Index of a value in Datatable

Hi,

I want to find the index of no of occurance of a each value (posting key) in the datatable. For example: for the below scenario

image

Index Posting Key
1 - 40
1 - 19
2 - 40
2 - 19

There are 4 known posting keys, so for each posting key I have to find the index from the datatable.
Please let me know how to achieve this. Thank you

Hi @Aishwarya ,
Please allow us a moment to have look

Sure, datatable will contain posting keys like 9,19,40,50.

This is the current method I implemented:

I assigned a variable “index” to “datatable.rows.indexof(row)”

Another variable “posting_key” to "datatable.rows(index)(“Posting Key”).tostring

This gives me

Index Posting Key
1 - 40
2 -19
3-40
4-19

Can I put a where condition in the above formula itself to get index for individual posting keys like below?

Index Posting Key
1 - 40
1 - 19
2 - 40
2 - 19

We believe it should be this way:
posting_key_index = datatable.rows.indexof(row.item(“Posting Key”).ToString)

I am getting this error

Is it possible if you could send us the file?
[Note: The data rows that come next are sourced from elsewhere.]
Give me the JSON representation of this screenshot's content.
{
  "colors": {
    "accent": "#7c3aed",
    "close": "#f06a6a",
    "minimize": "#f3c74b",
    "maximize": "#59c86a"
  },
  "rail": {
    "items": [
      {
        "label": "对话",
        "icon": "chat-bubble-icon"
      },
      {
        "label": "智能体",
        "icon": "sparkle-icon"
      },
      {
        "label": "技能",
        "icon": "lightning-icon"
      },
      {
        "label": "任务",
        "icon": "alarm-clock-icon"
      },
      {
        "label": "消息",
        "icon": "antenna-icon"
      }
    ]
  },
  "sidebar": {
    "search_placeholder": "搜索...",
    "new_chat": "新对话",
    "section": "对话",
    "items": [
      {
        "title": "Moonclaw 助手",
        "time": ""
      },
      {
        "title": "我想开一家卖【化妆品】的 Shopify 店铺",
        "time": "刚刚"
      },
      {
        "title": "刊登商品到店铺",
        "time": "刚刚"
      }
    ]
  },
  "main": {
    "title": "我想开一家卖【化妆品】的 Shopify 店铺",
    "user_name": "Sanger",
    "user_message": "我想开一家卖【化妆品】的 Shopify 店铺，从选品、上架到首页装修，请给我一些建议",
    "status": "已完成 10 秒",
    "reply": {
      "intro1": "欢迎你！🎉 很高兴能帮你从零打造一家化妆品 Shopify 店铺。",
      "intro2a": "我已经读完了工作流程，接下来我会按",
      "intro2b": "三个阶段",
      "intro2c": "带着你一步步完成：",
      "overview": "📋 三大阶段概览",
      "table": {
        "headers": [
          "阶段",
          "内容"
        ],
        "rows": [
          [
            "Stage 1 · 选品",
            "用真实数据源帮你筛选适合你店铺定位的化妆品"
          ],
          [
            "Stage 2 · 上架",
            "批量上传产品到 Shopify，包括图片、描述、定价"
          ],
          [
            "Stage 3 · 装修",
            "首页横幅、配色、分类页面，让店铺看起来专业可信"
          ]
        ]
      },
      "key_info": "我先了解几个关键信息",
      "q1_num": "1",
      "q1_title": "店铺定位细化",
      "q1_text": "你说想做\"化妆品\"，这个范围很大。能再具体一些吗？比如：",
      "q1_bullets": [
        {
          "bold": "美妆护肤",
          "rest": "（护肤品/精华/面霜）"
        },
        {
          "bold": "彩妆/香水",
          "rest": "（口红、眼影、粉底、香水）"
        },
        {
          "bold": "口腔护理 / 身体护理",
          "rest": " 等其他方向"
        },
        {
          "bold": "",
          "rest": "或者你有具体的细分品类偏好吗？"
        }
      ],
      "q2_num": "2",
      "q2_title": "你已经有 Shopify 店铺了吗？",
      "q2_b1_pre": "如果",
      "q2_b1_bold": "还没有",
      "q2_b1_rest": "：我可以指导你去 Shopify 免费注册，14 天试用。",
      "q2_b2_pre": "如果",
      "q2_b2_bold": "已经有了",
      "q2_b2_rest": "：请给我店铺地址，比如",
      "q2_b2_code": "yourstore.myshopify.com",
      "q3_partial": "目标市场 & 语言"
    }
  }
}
For further investigation

Index.zip (5.3 KB) JV entries sample.xlsx (8.3 KB)

PFA Files.

Please try to refer with this test. It is just for reference so we hope you can based on that and help you with your concern
TestIndexdata.zip (3.0 KB)

I suppose you have hardcoded the index based on the row, but my requirement is based on the occurrence of the posting key. If there are 6 rows of data out of which the posting keys are like below:

Posting Key
19
40
19
50
19
50

I want to consider each posting key and give their indexes without hardcoding because it isnt in the same order everytime. Im trying to get an output based on the occurrence of posting key like below:

Index Posting Key
1 - 19
1 - 40
2 - 19
1 - 50
3 - 19
2 - 50

Could you sort your datatable on posting key and loop?

for each row:
if current value == prev value, increment index, assign index
else index=1, assign index

I’ll try that, thank you.

1 Like

This topic was automatically closed 60 minutes after the last reply. New replies are no longer allowed.